Lors de son premier voyage ad limina, cet évêque ayant proposé au Saint-Siège l'érection en dogme de la croyance à la mission divine de la France, le cardinal Porporelli, quand il l'apprit, s'écria:

—Pur gallicanisme! Mais l'administration gallo-romaine, quel bienfait pour les Gaules! Elle est nécessaire pour dompter la turbulence des Français. Et que de peine pour les civiliser!...

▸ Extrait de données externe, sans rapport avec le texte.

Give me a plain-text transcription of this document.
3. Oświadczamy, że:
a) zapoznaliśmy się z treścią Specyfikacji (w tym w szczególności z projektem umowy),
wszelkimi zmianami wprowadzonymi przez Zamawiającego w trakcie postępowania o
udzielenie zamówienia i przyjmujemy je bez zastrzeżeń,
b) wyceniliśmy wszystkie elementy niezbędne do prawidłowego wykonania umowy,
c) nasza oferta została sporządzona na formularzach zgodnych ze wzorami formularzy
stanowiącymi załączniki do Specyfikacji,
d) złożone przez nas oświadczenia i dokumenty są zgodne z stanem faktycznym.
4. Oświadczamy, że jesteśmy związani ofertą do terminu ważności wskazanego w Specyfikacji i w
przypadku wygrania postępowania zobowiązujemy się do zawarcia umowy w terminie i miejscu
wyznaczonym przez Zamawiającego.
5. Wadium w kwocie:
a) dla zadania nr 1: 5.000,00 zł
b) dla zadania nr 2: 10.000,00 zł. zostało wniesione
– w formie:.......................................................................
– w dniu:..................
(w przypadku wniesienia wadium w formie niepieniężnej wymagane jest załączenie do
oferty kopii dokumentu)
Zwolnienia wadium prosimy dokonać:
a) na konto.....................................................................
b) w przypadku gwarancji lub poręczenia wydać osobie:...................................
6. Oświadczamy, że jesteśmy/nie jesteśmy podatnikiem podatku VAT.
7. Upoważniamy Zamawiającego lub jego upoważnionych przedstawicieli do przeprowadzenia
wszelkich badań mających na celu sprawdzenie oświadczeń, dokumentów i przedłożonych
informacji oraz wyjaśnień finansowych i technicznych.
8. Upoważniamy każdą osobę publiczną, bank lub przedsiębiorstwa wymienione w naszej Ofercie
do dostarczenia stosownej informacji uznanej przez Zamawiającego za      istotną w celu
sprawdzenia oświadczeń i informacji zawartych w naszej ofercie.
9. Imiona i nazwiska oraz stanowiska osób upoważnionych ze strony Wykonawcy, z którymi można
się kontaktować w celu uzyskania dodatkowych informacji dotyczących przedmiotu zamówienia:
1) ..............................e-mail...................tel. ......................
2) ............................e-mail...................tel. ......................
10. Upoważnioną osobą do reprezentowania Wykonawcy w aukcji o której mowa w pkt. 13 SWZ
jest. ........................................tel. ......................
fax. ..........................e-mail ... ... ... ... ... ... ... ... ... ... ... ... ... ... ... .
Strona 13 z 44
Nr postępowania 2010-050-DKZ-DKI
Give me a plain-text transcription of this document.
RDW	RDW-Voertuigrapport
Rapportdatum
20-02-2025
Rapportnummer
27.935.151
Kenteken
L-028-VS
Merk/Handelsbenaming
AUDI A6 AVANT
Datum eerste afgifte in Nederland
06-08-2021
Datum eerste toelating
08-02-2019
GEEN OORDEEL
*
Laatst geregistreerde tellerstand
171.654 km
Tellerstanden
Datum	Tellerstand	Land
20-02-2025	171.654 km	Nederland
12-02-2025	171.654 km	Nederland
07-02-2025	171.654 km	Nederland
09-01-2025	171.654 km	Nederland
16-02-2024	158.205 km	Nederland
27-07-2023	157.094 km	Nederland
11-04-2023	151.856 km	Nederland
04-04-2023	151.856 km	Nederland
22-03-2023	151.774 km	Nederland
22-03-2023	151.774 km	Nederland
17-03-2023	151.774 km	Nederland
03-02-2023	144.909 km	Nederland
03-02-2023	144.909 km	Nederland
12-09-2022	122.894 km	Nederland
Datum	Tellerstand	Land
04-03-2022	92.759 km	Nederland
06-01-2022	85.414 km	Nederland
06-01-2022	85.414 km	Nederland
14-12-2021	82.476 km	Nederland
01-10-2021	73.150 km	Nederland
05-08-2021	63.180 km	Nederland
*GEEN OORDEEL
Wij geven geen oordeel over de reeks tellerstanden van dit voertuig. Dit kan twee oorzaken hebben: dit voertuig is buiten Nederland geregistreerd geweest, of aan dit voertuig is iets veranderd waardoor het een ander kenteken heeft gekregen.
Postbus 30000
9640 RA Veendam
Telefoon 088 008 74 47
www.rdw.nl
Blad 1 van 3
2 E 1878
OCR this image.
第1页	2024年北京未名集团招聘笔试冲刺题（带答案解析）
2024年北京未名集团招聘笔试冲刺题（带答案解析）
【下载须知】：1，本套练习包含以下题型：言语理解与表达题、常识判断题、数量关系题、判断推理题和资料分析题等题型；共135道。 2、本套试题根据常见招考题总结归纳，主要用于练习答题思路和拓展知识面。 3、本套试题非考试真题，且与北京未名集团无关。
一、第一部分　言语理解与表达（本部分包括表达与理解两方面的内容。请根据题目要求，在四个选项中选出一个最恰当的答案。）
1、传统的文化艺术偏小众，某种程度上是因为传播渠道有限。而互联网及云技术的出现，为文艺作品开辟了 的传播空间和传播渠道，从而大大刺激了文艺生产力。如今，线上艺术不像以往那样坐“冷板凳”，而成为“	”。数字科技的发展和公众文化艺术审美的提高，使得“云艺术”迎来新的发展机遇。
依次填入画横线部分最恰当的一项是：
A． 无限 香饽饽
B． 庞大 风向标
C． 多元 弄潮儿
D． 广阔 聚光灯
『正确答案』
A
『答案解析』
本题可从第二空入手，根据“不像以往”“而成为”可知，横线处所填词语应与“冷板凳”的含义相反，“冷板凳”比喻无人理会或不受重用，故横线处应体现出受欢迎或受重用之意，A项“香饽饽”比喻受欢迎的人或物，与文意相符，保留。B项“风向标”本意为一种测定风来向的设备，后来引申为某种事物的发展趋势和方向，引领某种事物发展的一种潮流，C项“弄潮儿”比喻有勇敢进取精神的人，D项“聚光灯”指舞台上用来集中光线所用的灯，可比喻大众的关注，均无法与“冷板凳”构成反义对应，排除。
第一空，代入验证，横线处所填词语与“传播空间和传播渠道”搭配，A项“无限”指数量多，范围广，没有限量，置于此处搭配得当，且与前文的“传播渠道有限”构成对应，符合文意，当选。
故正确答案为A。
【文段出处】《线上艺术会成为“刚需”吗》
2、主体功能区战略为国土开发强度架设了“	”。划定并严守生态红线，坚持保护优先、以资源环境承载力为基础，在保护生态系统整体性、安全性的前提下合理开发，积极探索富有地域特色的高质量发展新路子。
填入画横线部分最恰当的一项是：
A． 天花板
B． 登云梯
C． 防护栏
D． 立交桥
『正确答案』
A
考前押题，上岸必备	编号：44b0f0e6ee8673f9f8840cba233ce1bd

[TROIS HISTOIRES DE CHÂTIMENTS DIVINS]

[I]
LE GITON

Le nommé Louis Gian, fils d'un petit marchand d'huiles à Nice, ne manifesta jamais la moindre piété au contraire des autres enfants qui, au moins à l'époque de leur première communion, font preuve d'une dévotion touchante.

Le vicaire boiteux de Sainte-Réparate lui avait dit, un jour, pendant le catéchisme, en essuyant ses lunettes avec sa soutane sale:

—Toi, Louis! il t'arrivera malheur, parce que tu es faux. À te voir, on te prendrait pour un ange. La vérité? tu es plat comme une punaise à genoux. Tu te moques de moi. Je le sais, et tu le peux. Mais on ne se rit pas de Dieu. D'ailleurs, tu l'apprendras, trop tôt à ton souhait.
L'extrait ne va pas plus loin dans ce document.